In keeping with a more upbeat tone, there is a choir book of musical numbers included. These songs were written by long time Henson collaborator Paul Williams, whose work on The Muppet Movie gave us the immortal “The Rainbow Connection”. Best known as a 70s hitmaker for the Carpenters and David Bowie, Paul Williams’s mastery of a catchy hook means the audience is carried from the moment of the gloomy opening number “Scrooge” to the final joyful note of “It Feels Like Christmas”. Managing to sound both poppy and time appropriate, they will hang around your head as you walk down any frost bitten streets.
A mild controversy has turned up in recent years among those whose childhood Christmases were accompanied by a well worn video copy. Included on Home Video only was “The Love is Gone”, a song in the mid section which features lost love Belle singing at length to explain why she is breaking off her engagement to Ebenezer. As a young person, this was a really draggy song which perplexingly featured no Muppets and was about love or regret or something that wasn’t singing vegetables. However after years and years of sitting through it, a type of Weepy Ballad Stockholm Syndrome set in and now a generation are outraged that it’s not on the DVD or the TV version or the Theatrical releases and we sit at their desks, weeping openingly while watching a rip someone put up on YouTube and remembering the inevitable march of Time. Oh Belle, it wasn’t Scrooge’s fault investments continued to be poor!

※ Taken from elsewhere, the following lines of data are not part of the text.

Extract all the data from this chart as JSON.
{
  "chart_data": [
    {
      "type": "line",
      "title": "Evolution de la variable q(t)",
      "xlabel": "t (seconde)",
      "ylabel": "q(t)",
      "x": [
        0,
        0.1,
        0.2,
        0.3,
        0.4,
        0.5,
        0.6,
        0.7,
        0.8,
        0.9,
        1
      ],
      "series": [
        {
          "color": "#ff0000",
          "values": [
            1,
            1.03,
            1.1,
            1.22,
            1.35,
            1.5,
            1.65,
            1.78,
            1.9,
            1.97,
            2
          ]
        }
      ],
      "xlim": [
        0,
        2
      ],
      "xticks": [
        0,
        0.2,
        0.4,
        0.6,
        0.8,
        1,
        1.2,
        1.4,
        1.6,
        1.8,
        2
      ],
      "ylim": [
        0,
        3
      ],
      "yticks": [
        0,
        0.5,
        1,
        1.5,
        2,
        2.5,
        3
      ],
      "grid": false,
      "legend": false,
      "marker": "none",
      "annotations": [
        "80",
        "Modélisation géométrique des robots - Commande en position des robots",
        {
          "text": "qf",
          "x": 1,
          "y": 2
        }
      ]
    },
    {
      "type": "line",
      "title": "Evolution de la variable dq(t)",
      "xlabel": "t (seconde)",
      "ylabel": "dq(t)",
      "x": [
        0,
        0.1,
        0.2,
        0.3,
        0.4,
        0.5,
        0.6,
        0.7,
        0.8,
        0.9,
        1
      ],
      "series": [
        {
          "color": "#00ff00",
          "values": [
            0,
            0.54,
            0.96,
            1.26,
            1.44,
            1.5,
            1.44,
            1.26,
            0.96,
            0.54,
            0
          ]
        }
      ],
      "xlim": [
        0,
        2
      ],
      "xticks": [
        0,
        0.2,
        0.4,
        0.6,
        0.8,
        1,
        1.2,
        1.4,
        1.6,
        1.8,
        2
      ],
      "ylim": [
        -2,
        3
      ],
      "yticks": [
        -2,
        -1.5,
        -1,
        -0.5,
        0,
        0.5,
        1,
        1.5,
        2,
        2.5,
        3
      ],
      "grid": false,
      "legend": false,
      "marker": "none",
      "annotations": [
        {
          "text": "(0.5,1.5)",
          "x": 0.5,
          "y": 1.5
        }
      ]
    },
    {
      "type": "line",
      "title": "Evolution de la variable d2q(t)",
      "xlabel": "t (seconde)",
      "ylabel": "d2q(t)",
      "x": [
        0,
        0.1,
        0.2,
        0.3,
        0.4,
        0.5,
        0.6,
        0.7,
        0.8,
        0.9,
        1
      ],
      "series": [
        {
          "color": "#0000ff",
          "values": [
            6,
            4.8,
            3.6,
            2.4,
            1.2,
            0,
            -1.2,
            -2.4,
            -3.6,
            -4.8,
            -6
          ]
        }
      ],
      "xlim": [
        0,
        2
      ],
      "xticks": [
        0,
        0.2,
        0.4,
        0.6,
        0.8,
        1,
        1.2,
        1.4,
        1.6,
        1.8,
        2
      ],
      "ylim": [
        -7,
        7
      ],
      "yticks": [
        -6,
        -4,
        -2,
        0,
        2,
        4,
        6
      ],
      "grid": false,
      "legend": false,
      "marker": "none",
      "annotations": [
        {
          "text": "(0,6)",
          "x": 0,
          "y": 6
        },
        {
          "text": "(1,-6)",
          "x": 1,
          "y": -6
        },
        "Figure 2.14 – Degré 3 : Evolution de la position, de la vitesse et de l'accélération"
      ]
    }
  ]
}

On its release it was somewhat of a financial disappointment in the Box Office but its popularity grew on home video and now is firmly enshrined one of the most popular Dickens adaptations. Disney repeated its formula of “Muppets + Public Domain Text + Human = Profit” for Muppet Treasure Island and The Muppets’ Wizard of Oz and Henson’s legacy was safe for another generation. So before I depart from here to rewatch it on the largest screen possible, I would like to assure you that Tiny Tim DIDN’T die, remind you to honour Christmas, and try to keep it all the year and confirm that it really does look like Beaker is giving Scrooge the finger at the start. Bless us, everyone!
That said, I will say you were alarmingly close to getting 1,500 words on my other current favourite Christmas Carol adaptation “Three Wise Women”, a Hallmark time travel movie I came across one night while a little merry. It stars Amy Huberman, Fionnula Flanagan and briefly Jamie Dornan and is a completely bonkers combination of amnesia, fatal diseases, Guardian Angels and dream inception, all set in Dublin in the past, present day and future, complete with holographic grandchildren. Maybe next year.